David Kirkpatrick

August 30, 2010

Job market, other indicators weak — double dip recession on the horizon?

Looks like not if the Fed can help it. This is likely to be a week full of not so good economic news, and if that scenario comes to pass there’ll be a lot of talk about a “double dip” recession.  And make no mistake, the talk will be justified. I’m not sure what fiscal tools Bernanke has left in the box, but there seems to be agreement that he’ll go more chainsaw and less scalpel to avoid a double-dipper. I guess we’ll see …

From the link:

With little support in Congress for a renewed burst of government spending, the burden of rescuing a lagging recovery falls upon the nation’s central bank. The Fed already has kept its benchmark lending rate near zero for almost two years, and has tried to further loosen credit via unusual asset purchases, known as “quantitative easing.” In a speech Friday, Bernanke said the Fed would take additional “unconventional measures if it proves necessary, especially if the outlook were to deteriorate significantly.”
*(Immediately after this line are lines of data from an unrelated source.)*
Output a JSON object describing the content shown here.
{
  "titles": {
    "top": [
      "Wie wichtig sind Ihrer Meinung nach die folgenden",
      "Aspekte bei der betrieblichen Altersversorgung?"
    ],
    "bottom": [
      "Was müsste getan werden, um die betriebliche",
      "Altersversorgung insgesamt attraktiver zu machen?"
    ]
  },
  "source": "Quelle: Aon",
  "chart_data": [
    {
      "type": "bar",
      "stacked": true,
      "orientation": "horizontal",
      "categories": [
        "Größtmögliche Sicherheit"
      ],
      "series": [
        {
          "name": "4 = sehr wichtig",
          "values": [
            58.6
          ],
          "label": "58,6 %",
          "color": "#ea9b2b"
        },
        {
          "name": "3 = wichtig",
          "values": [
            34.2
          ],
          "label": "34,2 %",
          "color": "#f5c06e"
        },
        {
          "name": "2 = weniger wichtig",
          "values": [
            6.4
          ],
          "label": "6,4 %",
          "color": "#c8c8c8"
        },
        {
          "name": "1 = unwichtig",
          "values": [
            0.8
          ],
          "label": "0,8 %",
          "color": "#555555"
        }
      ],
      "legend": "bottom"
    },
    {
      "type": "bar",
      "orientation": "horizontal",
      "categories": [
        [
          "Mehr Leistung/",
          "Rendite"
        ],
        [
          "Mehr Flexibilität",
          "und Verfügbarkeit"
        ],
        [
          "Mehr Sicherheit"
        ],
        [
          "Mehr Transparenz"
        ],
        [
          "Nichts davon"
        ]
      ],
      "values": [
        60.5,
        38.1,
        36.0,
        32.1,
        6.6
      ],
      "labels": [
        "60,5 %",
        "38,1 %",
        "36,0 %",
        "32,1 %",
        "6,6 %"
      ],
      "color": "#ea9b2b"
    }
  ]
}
He told an audience of central bankers in Jackson Hole, Wyo., that the Fed could spur growth by:

•Expanding its $2 trillion balance sheet with additional purchases of long-term securities.

•Announcing plans to keep its benchmark interest rate near zero for “a longer period than is currently priced into the markets.”

•Or reducing the minuscule interest banks earn on deposits with the central bank.

Bernanke said the Fed must balance the benefits of employing unconventional monetary policy tools against their costs. Overly aggressive action could raise doubts that the Fed would be able to unwind its extraordinary assistance once the economy recovers.